## Classical Machine Learning
Prerequisites:
- Python experience, including a basing understanding of python syntax, loops, conditional statements, functions, and data types in python
- Some background in numerical computing - MATLAB, R, numpy, or similar, and an understanding of vectors, matrices, and relevant linear algebra concepts

Goals for this session:
- Introduce the sklearn API and common practices in the field of machine learning
- Provide intuition for various classical machine learning techniques regarding their complexity, performance, and effectiveness in the context of different applications
- Explore concepts such as feature selection, model selection, hyperparameter tuning, performance metrics, and the bias/variance tradeoff
- Apply this knowledge to a real-world dataset in a competition-style activity


In [1]:
# For Colab
# !git clone https://github.com/WAT-ai/onboarding-tutorials-2023
TRAIN_DATA_PATH = "/content/onboarding-tutorials-2023/data/cml_training_data.csv"
TEST_DATA_PATH = "/content/onboarding-tutorials-2023/data/cml_training_data.csv"

In [2]:
import pandas as pd
import numpy as np
import matplotlib.pyplot as plt
import seaborn as sns
from sklearn.metrics import precision_score, recall_score, f1_score

Classifier shortlist
- LogisticRegression
- RidgeClassifier
- SVC
- KNeighborsClassifier
- GaussianProcessClassifier (too slow)
- GaussianNB
- DecisionTreeClassifier

In [3]:
from sklearn.linear_model import LogisticRegression, RidgeClassifier
from sklearn.svm import SVC, LinearSVC
from sklearn.neighbors import KNeighborsClassifier
from sklearn.naive_bayes import GaussianNB
from sklearn.tree import DecisionTreeClassifier

In [4]:
# Process the data
# df_train = pd.read_csv(TRAIN_DATA_PATH)
# df_test = pd.read_csv(TEST_DATA_PATH, index_col=0)
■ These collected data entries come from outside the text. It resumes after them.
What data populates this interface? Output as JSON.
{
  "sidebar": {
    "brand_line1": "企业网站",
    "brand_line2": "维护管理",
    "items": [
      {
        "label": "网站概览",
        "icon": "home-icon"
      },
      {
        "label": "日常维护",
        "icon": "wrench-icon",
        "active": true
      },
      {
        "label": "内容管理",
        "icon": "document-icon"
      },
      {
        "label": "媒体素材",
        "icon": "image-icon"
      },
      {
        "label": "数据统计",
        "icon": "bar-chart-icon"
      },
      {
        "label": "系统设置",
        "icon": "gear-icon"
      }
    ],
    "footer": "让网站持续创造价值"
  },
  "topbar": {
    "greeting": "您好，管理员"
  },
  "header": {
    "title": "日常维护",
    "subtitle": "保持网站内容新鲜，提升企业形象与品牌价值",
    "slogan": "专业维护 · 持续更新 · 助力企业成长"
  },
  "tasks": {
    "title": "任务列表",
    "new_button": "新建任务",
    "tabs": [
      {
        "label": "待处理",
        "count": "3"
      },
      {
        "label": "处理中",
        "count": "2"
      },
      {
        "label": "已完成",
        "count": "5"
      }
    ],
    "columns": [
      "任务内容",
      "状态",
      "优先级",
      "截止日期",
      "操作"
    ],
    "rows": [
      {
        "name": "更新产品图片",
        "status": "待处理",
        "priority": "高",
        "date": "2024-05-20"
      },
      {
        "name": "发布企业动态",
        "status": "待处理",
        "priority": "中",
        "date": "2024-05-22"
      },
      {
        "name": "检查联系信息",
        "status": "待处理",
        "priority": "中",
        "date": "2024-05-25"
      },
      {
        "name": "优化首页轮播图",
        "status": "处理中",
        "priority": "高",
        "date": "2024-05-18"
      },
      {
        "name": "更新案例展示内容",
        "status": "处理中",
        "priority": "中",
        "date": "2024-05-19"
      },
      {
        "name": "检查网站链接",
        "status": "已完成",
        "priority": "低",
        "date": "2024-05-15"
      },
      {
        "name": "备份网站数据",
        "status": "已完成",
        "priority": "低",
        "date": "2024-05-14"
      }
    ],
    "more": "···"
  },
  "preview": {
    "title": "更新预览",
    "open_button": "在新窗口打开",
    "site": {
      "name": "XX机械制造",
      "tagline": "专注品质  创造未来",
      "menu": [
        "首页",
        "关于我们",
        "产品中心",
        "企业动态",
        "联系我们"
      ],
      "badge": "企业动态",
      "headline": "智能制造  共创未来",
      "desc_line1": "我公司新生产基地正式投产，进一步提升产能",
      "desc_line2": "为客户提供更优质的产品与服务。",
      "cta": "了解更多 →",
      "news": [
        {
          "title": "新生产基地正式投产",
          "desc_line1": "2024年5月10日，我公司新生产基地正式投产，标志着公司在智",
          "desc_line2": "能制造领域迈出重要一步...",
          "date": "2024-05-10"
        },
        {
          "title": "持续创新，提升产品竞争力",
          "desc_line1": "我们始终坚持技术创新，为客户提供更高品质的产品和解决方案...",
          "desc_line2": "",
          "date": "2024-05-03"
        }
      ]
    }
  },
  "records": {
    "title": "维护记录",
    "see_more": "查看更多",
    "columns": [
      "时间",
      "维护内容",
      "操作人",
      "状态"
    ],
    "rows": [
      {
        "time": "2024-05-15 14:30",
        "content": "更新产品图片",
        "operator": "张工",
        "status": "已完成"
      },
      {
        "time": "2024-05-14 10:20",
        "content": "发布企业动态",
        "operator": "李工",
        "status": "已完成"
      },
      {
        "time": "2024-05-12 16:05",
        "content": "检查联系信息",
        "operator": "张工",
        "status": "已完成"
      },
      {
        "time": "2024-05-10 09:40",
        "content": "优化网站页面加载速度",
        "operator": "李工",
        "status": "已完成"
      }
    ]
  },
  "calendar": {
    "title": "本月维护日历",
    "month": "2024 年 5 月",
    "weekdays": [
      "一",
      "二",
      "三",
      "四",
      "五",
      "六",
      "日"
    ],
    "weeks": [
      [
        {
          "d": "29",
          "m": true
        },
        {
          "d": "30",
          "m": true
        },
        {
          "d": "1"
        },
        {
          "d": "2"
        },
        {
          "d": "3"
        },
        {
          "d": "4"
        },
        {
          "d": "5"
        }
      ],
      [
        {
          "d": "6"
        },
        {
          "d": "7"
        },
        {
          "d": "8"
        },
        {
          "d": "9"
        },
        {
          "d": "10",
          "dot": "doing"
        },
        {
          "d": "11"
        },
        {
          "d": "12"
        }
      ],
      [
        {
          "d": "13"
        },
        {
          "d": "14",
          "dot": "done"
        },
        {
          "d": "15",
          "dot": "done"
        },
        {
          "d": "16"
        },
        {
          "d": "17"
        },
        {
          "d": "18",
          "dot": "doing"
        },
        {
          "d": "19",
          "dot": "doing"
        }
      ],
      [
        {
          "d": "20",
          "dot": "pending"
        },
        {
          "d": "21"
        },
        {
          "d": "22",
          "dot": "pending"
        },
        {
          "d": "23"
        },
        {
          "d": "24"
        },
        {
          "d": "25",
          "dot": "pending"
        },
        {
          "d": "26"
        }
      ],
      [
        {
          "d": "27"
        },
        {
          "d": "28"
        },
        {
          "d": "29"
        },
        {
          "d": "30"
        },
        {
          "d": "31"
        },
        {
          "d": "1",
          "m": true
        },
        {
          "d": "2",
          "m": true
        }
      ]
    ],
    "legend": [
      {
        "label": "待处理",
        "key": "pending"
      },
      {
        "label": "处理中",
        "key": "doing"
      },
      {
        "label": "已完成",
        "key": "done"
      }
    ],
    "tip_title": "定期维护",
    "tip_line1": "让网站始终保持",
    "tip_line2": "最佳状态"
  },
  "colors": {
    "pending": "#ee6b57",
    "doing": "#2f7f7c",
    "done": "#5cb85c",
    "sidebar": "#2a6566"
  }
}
df_train = pd.read_csv("../data/cml_training_data.csv")
df_test = pd.read_csv("../data/cml_testing_data.csv")


X_train = df_train.drop("labels", axis=1).values
y_train = df_train["labels"]

X_test = df_test.values

In [5]:
X_test.shape, X_train.shape

((2000, 12), (8000, 12))

# Train your model

In [6]:
params = {
    "class_weight": "balanced",
    "random_state": 87,
    "max_iter": 10_000
}
model = LogisticRegression(**params)

In [9]:
trained_models = []
metrics = {}

name = model.__class__.__name__
print(f"Training {name}...")
metrics.setdefault("model_name", []).append(name)

model.fit(X_train, y_train)
train_acc = model.score(X_train, y_train)
print(f"Model training accuracy: {train_acc*100:.2f}%")

Training LogisticRegression...
Model training accuracy: 87.01%


In [10]:
preds = model.predict(X_test)

In [12]:
preds

array([3, 2, 0, ..., 1, 3, 0])

In [13]:
preds = model.predict(X_test)

df_preds = pd.DataFrame({
    "index": np.arange(X_test.shape[0]),
    "test_predictions": preds,
})

df_preds.to_csv("./test_predictions.csv", index=False)

Upload `test_preds.csv` to Kaggle to enter your score.